The number of work credits needed for disability benefits depends on your age when you become disabled. Most people need at least 20 credits earned over ten years, ending with the year they become disabled. However, younger workers may qualify with fewer credits. Essentially you count backwards from the year you alleged you became disabled in order to see if you’re eligible. Credits earned from many years in the past ultimately expire which can lead to situations where people who haven’t worked for many years before becoming disabled are not eligible. The date in which you lose your eligibility is called the date last insured or DLI. You can find out how many credits you have by contacting your local SSA office or searching on its website.

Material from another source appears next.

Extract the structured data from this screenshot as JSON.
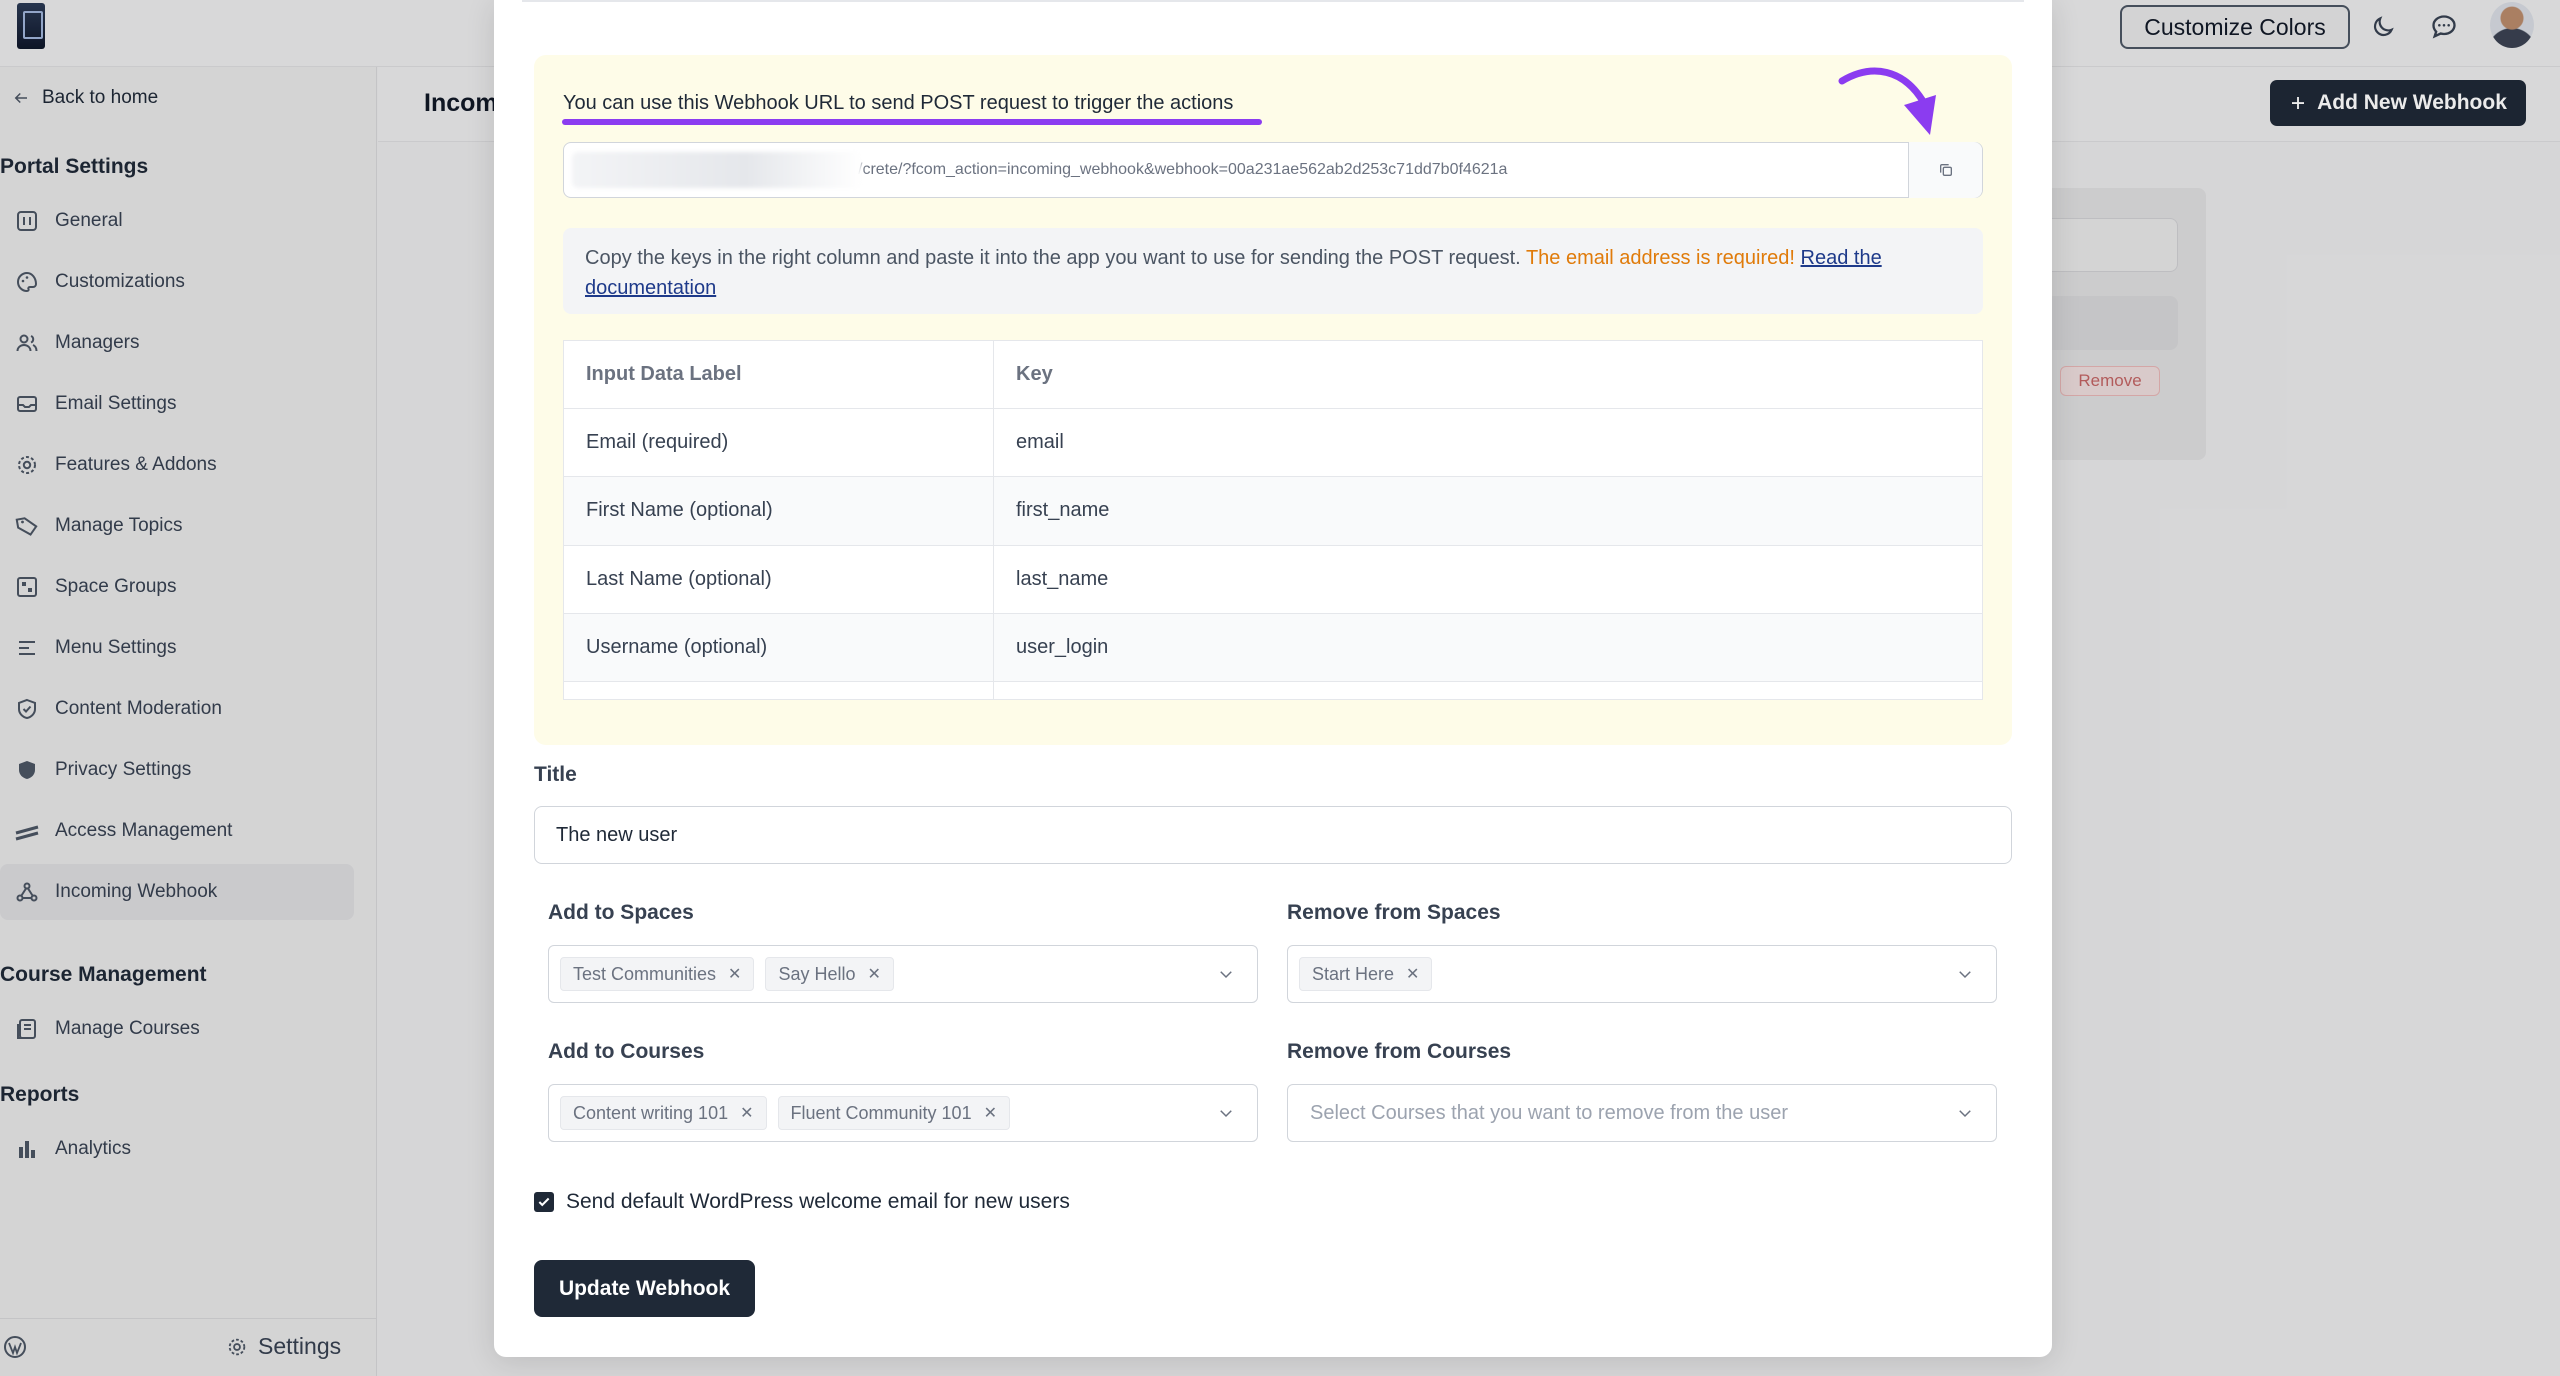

The SSI program provides payments to an adult or child who is disabled and has limited income and resources. If your income and resources are too high, then you will not be eligible for SSI benefits no matter how Disabled you might be. To qualify for SSI, your monthly income cannot exceed something called the federal benefit rate (FBR). The FBR for a married couple is approximately 33% more than for an individual. The FBR is set my law and increases annually as dictated by cost-of-living adjustments (COLA). In general, in 2019, the eligibility limit is $771 per month for an individual and $1,157 per month for a couple. The SSA does not count the following income and benefits when calculating your income level: $20 per month of most income; $65 per month of wages and one-half of wages over $65; food stamps; and some types of home energy/housing assistance.
In addition to income limits, your resources must also not exceed certain limits. A resource is cash or another asset that can be converted to cash and used for support. The resource limits are set by law and are $2000/single person and $3000/married couple. The SSA will exclude certain resources with some of the more common exclusions being homes, wedding rings, necessary health aids like a motorized scooter, one automobile, various types of schooling assistance, life insurance up to $1500, and burial plots up to $1500.
This is a general guide as to whether you qualify for Social Security Disability under the 2 main programs. There are other lesser known programs as well as other circumstances in which you may be eligible. You can contact an attorney for more specific guidance or the SSA directly.